17-18/2017 The way forward


Europe has entered a hot phase. The results thereof will probably have a direct effect on the business climate for most of our readers. In March the Dutch elected a new ­parliament, and the UK’s exit from the EU was set in ­motion. On 23 April the French presidential elections ­started, to be completed on 7 May. The Germans, in turn, are only electing their government in September. So far, so predictable – more or less. That Europeans have to include the unpredictable in their calculations ever more was once again illustrated in the last few weeks – in Parliament Square in London, in the St Petersburg underground, in a Stockholm high street or on the way to the match in Dortmund.

 

Allow me to return to France for a moment here. Logistics questions and – more pertinently – logistics answers do not feature in the manifestos of the eleven candidates for the grandest office in the Grande Nation. It looks as if goods transport is not very sexy, as the worn-out cliché goes, in the homeland of fashion, elegance and savoir-vivre. The small consolation in this context is the truism that every election’s promises are written in the wind.
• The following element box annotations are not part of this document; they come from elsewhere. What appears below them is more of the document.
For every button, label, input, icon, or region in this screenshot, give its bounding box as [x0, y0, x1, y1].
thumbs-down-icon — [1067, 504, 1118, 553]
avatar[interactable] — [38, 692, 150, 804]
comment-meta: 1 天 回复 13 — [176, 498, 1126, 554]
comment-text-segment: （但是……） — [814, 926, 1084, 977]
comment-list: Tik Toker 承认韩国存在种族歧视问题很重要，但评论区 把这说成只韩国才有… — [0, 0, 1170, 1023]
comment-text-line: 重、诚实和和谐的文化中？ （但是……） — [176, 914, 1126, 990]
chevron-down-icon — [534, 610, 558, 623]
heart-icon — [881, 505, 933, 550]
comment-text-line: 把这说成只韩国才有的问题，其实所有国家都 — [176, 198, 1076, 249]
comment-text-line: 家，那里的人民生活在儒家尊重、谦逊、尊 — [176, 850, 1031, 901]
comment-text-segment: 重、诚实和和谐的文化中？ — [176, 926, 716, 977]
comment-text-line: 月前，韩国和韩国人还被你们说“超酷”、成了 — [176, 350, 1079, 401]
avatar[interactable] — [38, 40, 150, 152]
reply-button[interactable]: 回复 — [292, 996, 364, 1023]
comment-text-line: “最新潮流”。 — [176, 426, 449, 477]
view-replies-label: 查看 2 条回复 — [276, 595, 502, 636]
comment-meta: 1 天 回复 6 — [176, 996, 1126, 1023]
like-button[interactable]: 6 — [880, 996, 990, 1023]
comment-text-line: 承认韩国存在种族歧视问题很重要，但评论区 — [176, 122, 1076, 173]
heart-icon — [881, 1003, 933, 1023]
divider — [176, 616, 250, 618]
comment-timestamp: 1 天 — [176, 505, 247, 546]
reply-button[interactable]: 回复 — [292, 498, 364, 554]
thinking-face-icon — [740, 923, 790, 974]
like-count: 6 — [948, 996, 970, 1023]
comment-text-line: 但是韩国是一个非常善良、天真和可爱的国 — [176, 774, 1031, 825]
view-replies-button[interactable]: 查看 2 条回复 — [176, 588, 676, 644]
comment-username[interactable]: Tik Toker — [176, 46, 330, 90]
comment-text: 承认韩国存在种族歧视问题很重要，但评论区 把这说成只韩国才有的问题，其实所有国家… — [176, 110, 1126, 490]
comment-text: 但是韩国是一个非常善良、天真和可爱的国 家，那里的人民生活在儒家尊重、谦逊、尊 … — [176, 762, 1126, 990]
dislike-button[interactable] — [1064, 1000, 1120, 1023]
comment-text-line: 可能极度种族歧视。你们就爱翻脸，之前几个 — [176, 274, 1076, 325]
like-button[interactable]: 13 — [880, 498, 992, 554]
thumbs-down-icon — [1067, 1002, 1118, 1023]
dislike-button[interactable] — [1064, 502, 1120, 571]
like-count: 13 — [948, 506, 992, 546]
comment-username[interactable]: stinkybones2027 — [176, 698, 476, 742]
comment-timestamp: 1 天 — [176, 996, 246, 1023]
A candi­date who might propagate the right of goods and people to freely move around the single European market would of course receive more support from the transport and logistics industry than a competitor who’d like to, let’s say, re-­establish barriers in today’s globalised world, and re-introduce the principle of national preference – no matter whether he is politically on the right or the left.

 

On the morning of 24 April just two of the eleven ­candidates will still be dreaming of the biggest of political coups in the country – moving in to the Elysée Palace after the second round on 7 May. The requirements to attain this and the tactical aspects dominating the last few days of electioneering are a broad field. Where to place the last few election posters left over at the end of the campaign? How to ensure that voters get the right papers and envelopes? How to make sure that the polling booths are equipped with the right registers, booths and ballot boxes? The results, established manually, are then transmitted digitally. Funny old old-fashioned democracy...

 

Enjoy your read of the ITJ – be it on screen or on paper!